Il governo di Giorgia Meloni, negli ultimi mesi, ha portato avanti una narrazione che recita più o meno questo: è possibile ratificare il Mes a patto che non lo si usi. Che effetto le fa?
Non bello. Perché sarebbe interpretato anche male dai mercati, che percepirebbero come in caso si crisi bancaria, nonostante vi sia uno strumento a disposizione, non lo si usi. E questo non è un gran bel programma.
L’Italia il prossimo anno farà un deficit del 4,3%, che l’Europa non ha visto di buon occhio. Quanto c’è da essere preoccupati del ritorno delle ipotetiche vecchie regole sui conti, qualora fallisse il negoziato?
Direi zero. La nuova riforma del Patto mette al centro il debito, aumenta la discrezionalità della Commissione europea e riduce la trasparenza. Con le vecchie regole, invece, un Paese sa cosa deve fare e ci sono criteri uguali per tutti, con parità di trattamento. E poi c’è sempre la flessibilità. Con la riforma, invece, si aumentano i poteri della Commissione, sono decisamente perplessa. Tornare al vecchio Patto non rappresenta un problema, anche per l’Italia, di questo sono certa.
I mercati, fin qui, si sono dimostrati benevoli con l’Italia, anche all’indomani della Nadef e della manovra. Come si spiega?
Questa è una manovra che sì aumenta il disavanzo e finanzia una riduzione delle tasse temporanea, ma ne abbiamo viste tante di finanziarie fatte così. L’obiettivo del governo è quello di ridurre il debito e questo è quello che ci si aspetta. Ma rimaniamo osservati speciali, appesi alle privatizzazioni e a una crescita dell’1,2%, irrealizzabile. Se togliamo queste due condizioni il debito sale e per questo i mercati ci stanno a guardare, per ora.

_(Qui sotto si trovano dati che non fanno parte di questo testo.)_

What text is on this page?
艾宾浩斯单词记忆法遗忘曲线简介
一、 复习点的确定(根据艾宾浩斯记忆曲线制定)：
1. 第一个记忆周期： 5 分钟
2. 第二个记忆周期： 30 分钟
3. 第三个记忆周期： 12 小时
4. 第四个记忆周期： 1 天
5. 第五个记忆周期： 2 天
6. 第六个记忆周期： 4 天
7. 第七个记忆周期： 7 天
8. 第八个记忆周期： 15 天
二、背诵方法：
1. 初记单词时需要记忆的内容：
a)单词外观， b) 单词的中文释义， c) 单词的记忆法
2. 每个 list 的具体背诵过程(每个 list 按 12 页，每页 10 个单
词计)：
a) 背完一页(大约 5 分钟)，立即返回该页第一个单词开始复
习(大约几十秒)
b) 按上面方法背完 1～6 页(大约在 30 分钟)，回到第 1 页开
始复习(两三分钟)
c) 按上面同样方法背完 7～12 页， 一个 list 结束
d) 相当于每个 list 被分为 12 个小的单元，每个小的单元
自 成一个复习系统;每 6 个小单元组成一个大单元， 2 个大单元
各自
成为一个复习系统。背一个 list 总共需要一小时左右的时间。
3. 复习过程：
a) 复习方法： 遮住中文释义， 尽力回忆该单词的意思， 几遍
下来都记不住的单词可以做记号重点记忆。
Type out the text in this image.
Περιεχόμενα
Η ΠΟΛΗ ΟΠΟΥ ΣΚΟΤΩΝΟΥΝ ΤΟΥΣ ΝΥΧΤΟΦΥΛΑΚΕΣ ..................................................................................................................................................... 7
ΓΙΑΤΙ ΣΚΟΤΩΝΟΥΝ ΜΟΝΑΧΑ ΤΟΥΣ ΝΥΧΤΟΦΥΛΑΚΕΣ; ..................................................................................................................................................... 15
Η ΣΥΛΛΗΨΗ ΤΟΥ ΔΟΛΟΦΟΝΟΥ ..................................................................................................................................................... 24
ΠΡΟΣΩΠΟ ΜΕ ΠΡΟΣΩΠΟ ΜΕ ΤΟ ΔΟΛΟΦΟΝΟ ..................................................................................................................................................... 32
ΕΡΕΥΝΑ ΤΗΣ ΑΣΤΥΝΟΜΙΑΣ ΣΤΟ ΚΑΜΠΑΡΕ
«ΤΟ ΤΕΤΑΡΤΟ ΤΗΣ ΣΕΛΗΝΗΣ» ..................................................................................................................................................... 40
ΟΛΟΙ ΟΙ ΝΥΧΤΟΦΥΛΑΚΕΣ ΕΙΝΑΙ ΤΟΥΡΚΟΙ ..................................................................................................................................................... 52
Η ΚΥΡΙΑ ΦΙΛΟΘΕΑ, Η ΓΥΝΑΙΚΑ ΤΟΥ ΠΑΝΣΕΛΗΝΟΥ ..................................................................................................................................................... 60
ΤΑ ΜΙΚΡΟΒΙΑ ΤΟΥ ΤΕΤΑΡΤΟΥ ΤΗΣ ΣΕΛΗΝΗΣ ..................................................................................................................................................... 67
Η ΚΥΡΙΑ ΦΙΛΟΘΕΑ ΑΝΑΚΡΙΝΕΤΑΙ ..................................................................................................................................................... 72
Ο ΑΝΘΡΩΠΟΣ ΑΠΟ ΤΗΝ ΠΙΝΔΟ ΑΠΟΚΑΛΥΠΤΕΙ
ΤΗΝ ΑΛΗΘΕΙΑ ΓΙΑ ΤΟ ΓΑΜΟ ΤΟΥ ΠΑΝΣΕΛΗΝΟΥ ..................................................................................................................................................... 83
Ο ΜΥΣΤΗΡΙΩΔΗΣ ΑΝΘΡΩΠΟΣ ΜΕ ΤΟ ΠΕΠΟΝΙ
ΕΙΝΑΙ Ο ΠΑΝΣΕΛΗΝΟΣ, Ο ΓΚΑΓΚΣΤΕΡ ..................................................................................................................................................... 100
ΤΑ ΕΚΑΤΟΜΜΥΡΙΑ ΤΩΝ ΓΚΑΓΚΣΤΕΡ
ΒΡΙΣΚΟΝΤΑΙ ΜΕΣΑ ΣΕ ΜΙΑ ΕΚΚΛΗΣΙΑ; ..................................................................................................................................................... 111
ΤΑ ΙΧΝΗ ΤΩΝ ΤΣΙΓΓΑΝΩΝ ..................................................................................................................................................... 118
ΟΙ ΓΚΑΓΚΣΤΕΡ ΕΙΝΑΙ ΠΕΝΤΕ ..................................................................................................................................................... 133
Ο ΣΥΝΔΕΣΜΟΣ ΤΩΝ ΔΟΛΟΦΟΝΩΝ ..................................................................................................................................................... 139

La Bce ha da poco interrotto la sequenza dei rialzi e c’è già chi parla di cominciare a invertire la tendenza, cominciando a ridurre i tassi. Le pare prematuro?
Christine Lagarde ha detto che i tassi rimarranno alti, almeno fino a dicembre. Ma serve una politica fiscale selettiva, da parte dei governi nazionali che devono distribuire il costo di tutta questa operazione. Voglio dire che occorre porre fine alla politica del dare tutto a tutti e in questo senso ha fatto molto bene il governo a chiudere l’esperienza del Superbonus. Più che preoccuparci di quello che farà la Bce, pensiamo a noi e a come scaricare al meglio il costo dei rialzi, senza danneggiare, se possibile, i conti.